You may disagree with me. What do you think Sarah Palin's main message is? Is there something specific that she has said that attracts you to her? Or is it something more general like the Tea Party movement? Do you think that folks are attracted to her anti-establishment message or to something more positive?


  1. Bob,

    I know this is going to shock you (not). But, I completely agree with you. I think the main appeal of Sarah Palin is the "anti-establishment" message.

  2. Maybe "anti-establishment" is a better word than victim Brian.. or maybe it is a combination of both words. I think that people who are very pro Sarah Palin do embraces an anti-establishment conservative-ish ideology.

  3. I didn't listen to the entire interview. There aren't too many people that I would watch on Oprah's show, so Palin isn't an exception.

    I think Palin rapidly experienced an overinflated ego and her importance to the majority of Americans, which she confused with her popularity with the far right fundamentalists. Take any inexperienced person (Palin is really a small town girl), cast him or her unexpectedly and unprepared into the national limelight, parade him or her past adoring crowds and they will react just as Palin did.

    Her expectation of giving a concession speech was her ego in overdrive. Before election night arrived she saw herself as more important to the people than McCain was or would ever be. I think she saw herself as a serious contender for 2012.

    I think less people see her as a presidential contender now than immediately after the election and she is responsible for the decrease. I would never vote for her but had she let professionals train and handle her after she returned to Alaska instead of doing it herself, she would have improved her standing with the socially conservative base of the GOP and perhaps beyond that base.

    I think she is no longer interested in running for national office. There is a big difference between glad-handing on the campaign trail and governing in DC. I think she is good at and enjoys the first role. The second role takes a lot of work and receives a lot of criticism. She can't handle either.

    I think she saw that the heat in the kitchen was much more than she wanted to deal with or perhaps could deal with. As she realized that she didn't really want to work and suffer for the Oval office, she started not attending the political events that the Party and her followers expected her to attend.
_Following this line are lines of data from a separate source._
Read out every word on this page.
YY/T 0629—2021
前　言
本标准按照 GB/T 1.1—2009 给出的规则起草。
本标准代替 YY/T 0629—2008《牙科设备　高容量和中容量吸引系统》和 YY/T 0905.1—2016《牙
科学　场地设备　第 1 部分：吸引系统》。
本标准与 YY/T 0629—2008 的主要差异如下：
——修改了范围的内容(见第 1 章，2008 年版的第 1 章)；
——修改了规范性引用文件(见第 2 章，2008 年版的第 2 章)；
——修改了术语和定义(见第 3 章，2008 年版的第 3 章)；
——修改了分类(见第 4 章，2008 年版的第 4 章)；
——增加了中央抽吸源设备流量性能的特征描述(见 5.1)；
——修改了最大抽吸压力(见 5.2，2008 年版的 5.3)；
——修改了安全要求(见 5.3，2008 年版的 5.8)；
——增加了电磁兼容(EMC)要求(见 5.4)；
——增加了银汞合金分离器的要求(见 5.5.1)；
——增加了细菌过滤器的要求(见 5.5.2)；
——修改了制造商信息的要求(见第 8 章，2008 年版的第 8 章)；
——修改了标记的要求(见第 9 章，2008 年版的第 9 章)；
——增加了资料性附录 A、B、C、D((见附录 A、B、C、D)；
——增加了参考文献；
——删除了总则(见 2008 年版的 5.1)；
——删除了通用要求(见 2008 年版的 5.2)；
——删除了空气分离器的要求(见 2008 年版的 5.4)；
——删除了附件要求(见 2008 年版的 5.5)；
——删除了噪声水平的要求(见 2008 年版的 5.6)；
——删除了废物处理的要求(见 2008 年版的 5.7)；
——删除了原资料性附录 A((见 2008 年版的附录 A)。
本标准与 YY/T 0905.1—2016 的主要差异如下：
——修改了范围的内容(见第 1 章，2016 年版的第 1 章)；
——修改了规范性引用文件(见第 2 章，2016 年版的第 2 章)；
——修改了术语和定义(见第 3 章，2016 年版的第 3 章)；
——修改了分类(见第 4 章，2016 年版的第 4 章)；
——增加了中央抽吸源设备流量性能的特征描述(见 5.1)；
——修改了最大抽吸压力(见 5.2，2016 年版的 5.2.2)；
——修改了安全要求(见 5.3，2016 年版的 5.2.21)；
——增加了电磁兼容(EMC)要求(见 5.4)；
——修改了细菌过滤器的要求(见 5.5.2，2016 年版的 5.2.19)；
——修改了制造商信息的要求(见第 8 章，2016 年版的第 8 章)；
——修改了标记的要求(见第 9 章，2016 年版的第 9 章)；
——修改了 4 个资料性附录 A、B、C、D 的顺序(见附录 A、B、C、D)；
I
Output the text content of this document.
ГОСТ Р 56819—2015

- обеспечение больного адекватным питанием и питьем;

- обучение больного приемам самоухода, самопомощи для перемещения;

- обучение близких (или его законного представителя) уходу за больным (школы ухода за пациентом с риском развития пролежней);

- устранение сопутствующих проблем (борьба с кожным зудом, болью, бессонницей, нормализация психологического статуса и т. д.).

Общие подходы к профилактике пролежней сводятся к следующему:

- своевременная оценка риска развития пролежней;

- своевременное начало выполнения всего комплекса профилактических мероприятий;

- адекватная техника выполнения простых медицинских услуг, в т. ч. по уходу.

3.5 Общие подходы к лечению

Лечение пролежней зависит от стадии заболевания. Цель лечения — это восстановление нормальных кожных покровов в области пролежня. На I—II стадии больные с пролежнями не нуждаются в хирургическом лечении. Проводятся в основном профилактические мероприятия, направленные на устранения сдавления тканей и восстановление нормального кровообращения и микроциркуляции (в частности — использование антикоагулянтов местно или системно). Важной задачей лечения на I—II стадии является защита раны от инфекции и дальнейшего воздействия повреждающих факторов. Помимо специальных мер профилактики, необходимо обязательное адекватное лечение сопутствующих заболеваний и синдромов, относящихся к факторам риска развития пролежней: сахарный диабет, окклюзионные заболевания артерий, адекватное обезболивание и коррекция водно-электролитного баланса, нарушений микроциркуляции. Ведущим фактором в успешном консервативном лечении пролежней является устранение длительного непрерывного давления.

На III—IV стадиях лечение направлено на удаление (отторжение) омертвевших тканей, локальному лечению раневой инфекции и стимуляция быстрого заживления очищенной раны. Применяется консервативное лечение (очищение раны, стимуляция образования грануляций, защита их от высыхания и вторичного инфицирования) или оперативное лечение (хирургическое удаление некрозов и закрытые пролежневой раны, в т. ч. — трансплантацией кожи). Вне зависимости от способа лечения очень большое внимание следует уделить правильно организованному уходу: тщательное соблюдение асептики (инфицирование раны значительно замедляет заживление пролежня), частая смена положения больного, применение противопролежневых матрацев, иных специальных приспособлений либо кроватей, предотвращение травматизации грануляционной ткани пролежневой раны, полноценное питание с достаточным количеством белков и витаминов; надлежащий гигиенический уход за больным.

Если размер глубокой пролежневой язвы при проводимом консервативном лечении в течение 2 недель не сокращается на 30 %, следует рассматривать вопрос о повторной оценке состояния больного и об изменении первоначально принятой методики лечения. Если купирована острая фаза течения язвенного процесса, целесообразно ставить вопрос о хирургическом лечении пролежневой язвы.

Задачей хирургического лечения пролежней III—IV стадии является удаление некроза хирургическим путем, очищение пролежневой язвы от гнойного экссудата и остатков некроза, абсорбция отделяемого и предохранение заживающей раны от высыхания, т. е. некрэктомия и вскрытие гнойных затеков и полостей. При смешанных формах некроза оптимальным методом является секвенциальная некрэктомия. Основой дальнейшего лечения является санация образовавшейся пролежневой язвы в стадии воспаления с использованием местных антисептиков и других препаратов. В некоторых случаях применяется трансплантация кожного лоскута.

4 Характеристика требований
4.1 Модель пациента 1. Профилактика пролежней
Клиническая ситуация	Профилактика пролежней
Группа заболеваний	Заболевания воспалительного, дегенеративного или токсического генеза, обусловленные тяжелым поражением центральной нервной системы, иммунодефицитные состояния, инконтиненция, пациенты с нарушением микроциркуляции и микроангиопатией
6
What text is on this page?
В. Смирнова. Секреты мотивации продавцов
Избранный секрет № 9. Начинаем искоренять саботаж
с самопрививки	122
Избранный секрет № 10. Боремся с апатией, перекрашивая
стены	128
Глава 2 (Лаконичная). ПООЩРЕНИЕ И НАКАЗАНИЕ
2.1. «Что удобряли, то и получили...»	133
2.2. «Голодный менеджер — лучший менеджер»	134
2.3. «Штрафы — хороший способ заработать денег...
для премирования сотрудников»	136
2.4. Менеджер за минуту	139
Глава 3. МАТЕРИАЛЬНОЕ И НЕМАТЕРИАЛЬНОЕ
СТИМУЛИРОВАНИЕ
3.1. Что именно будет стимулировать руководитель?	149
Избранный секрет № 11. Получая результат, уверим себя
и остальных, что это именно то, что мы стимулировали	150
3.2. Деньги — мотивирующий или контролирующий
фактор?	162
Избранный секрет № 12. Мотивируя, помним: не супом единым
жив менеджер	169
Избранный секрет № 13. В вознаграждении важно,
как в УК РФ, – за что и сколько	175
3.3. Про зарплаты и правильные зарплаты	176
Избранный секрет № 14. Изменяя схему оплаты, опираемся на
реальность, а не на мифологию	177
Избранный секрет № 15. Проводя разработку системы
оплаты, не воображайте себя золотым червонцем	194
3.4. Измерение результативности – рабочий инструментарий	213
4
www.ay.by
Ultimately, she didn't just back down on a run for the presidency she backed out of governing completely and resigned her governorship.

    She's going to make enough for a comfortable life from the sales and promotion of "her" book. She's gone back to glad-handing, loves it and she's good at it.

    Her popularity will diminish after the book promotion plays out. She'll do guest spots on the conservative talk shows after that and may even have a talk show of her own but I wouldn't expect it to last long.

    As for being a victim, she's more a victim of the limelight than the liberal media.

  4. Bob, I think "victim" is the perfect word. I was amazed as I listened to her on "O" and she was defensive to almost every single thing asked.

  5. You know keep in mind what comes out in an interview is based on the questions asked.

    I'm actually reading the book and it doesn't come out that way at all.

    Well, goes against status quo establishment leadership yes, playing a victim? No.

    I wish that Oprah left the Levi Johnston questions alone. I could tell she didn't want to answer, and she doesn't discuss him in the book so it shouldn't have been fair game. I thought she for the most part was pretty graceful.

    I've also watched other interviews where she does take responsibility for the Couric interview. She didn't answer the question well, but it is also pretty clear if you read about the campaign (from a variety of different sources) she wasn't handled well.

    She had to spend a year with anonymous staffers saying crap about her, and now she gets to tell her side of the story. From what I've read so far she's mostly complementary toward the McCain campaign staff... so the media's labeling this as a "tell all" isn't very accurate.